Tenancy agreements don’t have to be in writing, says Ashok Jacob, a spokesperson for advocacy group Renters United. “A verbal acceptance or text message agreement for the tenant to move in is a de facto tenancy agreement,” he says. While clarifying that he’s not a lawyer and doesn’t know the full details of the case, Jacob says RentCare’s decision should have been communicated to Asia properly. “I would make the argument that the would-be tenant is eligible for compensation in the Disputes Tribunal.”
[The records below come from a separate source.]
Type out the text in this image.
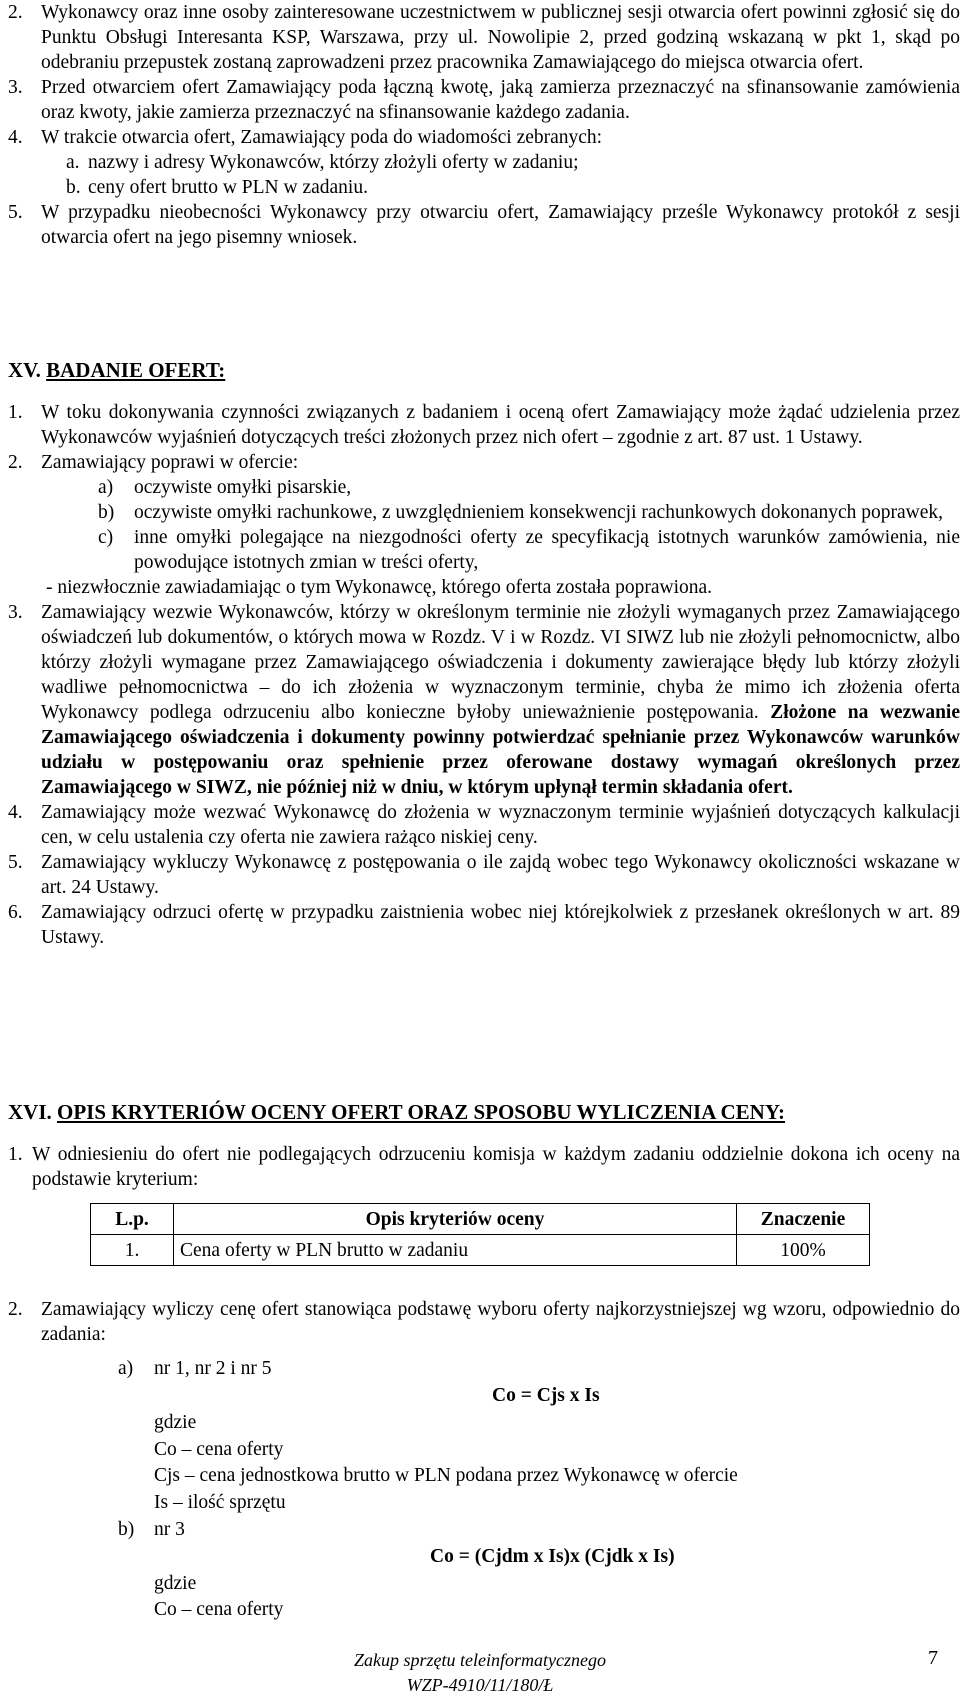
2. Wykonawcy oraz inne osoby zainteresowane uczestnictwem w publicznej sesji otwarcia ofert powinni zgłosić się do Punktu Obsługi Interesanta KSP, Warszawa, przy ul. Nowolipie 2, przed godziną wskazaną w pkt 1, skąd po odebraniu przepustek zostaną zaprowadzeni przez pracownika Zamawiającego do miejsca otwarcia ofert.
3. Przed otwarciem ofert Zamawiający poda łączną kwotę, jaką zamierza przeznaczyć na sfinansowanie zamówienia oraz kwoty, jakie zamierza przeznaczyć na sfinansowanie każdego zadania.
4. W trakcie otwarcia ofert, Zamawiający poda do wiadomości zebranych:
a. nazwy i adresy Wykonawców, którzy złożyli oferty w zadaniu;
b. ceny ofert brutto w PLN w zadaniu.
5. W przypadku nieobecności Wykonawcy przy otwarciu ofert, Zamawiający prześle Wykonawcy protokół z sesji otwarcia ofert na jego pisemny wniosek.
XV. BADANIE OFERT:
1. W toku dokonywania czynności związanych z badaniem i oceną ofert Zamawiający może żądać udzielenia przez Wykonawców wyjaśnień dotyczących treści złożonych przez nich ofert – zgodnie z art. 87 ust. 1 Ustawy.
2. Zamawiający poprawi w ofercie:
a) oczywiste omyłki pisarskie,
b) oczywiste omyłki rachunkowe, z uwzględnieniem konsekwencji rachunkowych dokonanych poprawek,
c) inne omyłki polegające na niezgodności oferty ze specyfikacją istotnych warunków zamówienia, nie powodujące istotnych zmian w treści oferty,
- niezwłocznie zawiadamiając o tym Wykonawcę, którego oferta została poprawiona.
3. Zamawiający wezwie Wykonawców, którzy w określonym terminie nie złożyli wymaganych przez Zamawiającego oświadczeń lub dokumentów, o których mowa w Rozdz. V i w Rozdz. VI SIWZ lub nie złożyli pełnomocnictw, albo którzy złożyli wymagane przez Zamawiającego oświadczenia i dokumenty zawierające błędy lub którzy złożyli wadliwe pełnomocnictwa – do ich złożenia w wyznaczonym terminie, chyba że mimo ich złożenia oferta Wykonawcy podlega odrzuceniu albo konieczne byłoby unieważnienie postępowania. Złożone na wezwanie Zamawiającego oświadczenia i dokumenty powinny potwierdzać spełnianie przez Wykonawców warunków udziału w postępowaniu oraz spełnienie przez oferowane dostawy wymagań określonych przez Zamawiającego w SIWZ, nie później niż w dniu, w którym upłynął termin składania ofert.
4. Zamawiający może wezwać Wykonawcę do złożenia w wyznaczonym terminie wyjaśnień dotyczących kalkulacji cen, w celu ustalenia czy oferta nie zawiera rażąco niskiej ceny.
5. Zamawiający wykluczy Wykonawcę z postępowania o ile zajdą wobec tego Wykonawcy okoliczności wskazane w art. 24 Ustawy.
6. Zamawiający odrzuci ofertę w przypadku zaistnienia wobec niej którejkolwiek z przesłanek określonych w art. 89 Ustawy.
XVI. OPIS KRYTERIÓW OCENY OFERT ORAZ SPOSOBU WYLICZENIA CENY:
1. W odniesieniu do ofert nie podlegających odrzuceniu komisja w każdym zadaniu oddzielnie dokona ich oceny na podstawie kryterium:
L.p.	Opis kryteriów oceny	Znaczenie
1.	Cena oferty w PLN brutto w zadaniu	100%
2. Zamawiający wyliczy cenę ofert stanowiąca podstawę wyboru oferty najkorzystniejszej wg wzoru, odpowiednio do zadania:
a) nr 1, nr 2 i nr 5
Co = Cjs x Is
gdzie
Co – cena oferty
Cjs – cena jednostkowa brutto w PLN podana przez Wykonawcę w ofercie
Is – ilość sprzętu
b) nr 3
Co = (Cjdm x Is)x (Cjdk x Is)
gdzie
Co – cena oferty
Zakup sprzętu teleinformatycznego
WZP-4910/11/180/Ł
7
An issue like this has never happened before, Bentley claims. “We’re a family-run business,” he says, pointing out that they work with the Salvation Army and help homeless people and those going through break-ups into new homes regularly. RentCare also employs its own healthy homes inspector, making sure all of their 930 properties meet living standards. “We’re not in this to be a slumlord … we’d never do anything to screw anyone over.”

Wellington flat
One of the flats viewed recently by Asia in Wellington recently came with mould on the ceiling (Photo: Supplied)

Asia turned down RentCare’s offer of another home. She arrived in Wellington as planned last week and she and her partner began asking everyone they knew for a couch to sleep on. A friend offered them her lounge floor in Petone. Four days on, her hunt continues, and already feels like a full-time job, one she has to commit to before her real job begins.

On the day The Spinoff talks to her, Asia’s viewed three non-RentCare places, none of them good. “Flat number one had an outside toilet, flat number two had every single window surrounded by concrete walls, and flat number three had [mould all over] the ceiling,” she says. “All were single rooms over $400.” Her packet of wildflowers remains in her handbag, waiting to be planted.